Part of Seaboard’s appeal, Kaspar says, is that playing on the tactile surface feels like “live sound design”. By tweaking and playing with a single patch in the included Equator2 soft synthesizer or one of his favourite u-he plugins, he’s able to make the instrument sing in a way that hasn’t been possible with traditional controllers.
“You can do completely crazy abstract effects, but also these beautifully emotional lines where you're almost playing like a violin, or a polyphonic theremin of sorts,” he says. “I actually just came from a jazz lesson, and something we’re exploring now is voice leading: trying to make the notes blend fluidly between chords with the least amount of movement between each voice, similar to what an a cappella choir or string quartet will do.
“You can't really do that on piano, so I would often end up manually drawing each line for each synth voice separately, just to get that effect. It would take hours. To be able to just do that live now still is mind-blowing to me. That really opens it up, for me, but also for the audience, because they can see exactly how each subtle movement directly translates into sound.”
And how was Kaspar’s performance at Dream Wide Awake received?

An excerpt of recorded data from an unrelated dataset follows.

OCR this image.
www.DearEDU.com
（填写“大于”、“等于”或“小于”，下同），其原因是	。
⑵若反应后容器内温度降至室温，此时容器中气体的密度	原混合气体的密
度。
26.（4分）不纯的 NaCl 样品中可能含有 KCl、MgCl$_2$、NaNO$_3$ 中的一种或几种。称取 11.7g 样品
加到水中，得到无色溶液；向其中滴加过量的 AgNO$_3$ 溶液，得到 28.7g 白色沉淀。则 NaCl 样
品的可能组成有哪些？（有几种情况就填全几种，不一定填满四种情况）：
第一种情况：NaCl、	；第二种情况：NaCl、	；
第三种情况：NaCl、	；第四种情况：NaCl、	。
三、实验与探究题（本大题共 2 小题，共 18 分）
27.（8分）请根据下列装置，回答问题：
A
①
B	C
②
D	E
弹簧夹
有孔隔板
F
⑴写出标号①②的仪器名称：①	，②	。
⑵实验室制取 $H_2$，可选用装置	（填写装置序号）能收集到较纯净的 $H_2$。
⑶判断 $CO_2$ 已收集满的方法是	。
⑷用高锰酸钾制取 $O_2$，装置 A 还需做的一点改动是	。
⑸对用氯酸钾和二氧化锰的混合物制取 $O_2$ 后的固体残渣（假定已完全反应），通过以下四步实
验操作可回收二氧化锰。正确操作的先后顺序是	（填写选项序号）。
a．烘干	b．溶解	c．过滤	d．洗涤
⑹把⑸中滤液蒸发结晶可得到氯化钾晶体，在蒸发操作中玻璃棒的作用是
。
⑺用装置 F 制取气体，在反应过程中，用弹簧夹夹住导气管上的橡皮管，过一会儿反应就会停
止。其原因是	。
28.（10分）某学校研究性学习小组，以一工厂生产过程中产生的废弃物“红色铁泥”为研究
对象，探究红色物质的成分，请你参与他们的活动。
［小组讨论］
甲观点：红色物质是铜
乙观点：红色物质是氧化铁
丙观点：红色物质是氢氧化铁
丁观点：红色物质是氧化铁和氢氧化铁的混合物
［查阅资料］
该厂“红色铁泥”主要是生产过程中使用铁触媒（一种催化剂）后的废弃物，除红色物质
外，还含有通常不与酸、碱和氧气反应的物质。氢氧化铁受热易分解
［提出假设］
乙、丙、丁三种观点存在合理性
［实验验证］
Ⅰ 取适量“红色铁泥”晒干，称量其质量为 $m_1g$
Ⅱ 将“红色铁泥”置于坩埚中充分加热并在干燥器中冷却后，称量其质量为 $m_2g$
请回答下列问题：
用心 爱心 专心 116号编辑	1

“I got a huge compliment, probably the best compliment you could give me,” he smiles. “Someone came up to me afterwards and said that I’d really made him feel like I’d taken him on a journey through these different places. And that’s exactly what I try to do with my music: create these worlds using sound and invite people to explore them with me. I told him, ‘Man, that's awesome!You don't know how much it means to me that you noticed.’ Because he’d understood without any explanation and felt what I felt while making it — and that’s what it’s all about.”
It seems, a full decade after the inception of his Kazilae project, Kaspar has finally begun to find that full language for translating his ideas fluidly into sound as well as an audience that’s receptive to it.
What’s Next for Kazilae?
So what’s next? Kaspar is looking for more events to play and ways to release a new EP. Having begun to settle down after years of travel and working between makeshift studios, he’s currently also hard at work building out his own space: a permanent, acoustically treated room for all his gear, complete with a pair of cameras for capturing future performances.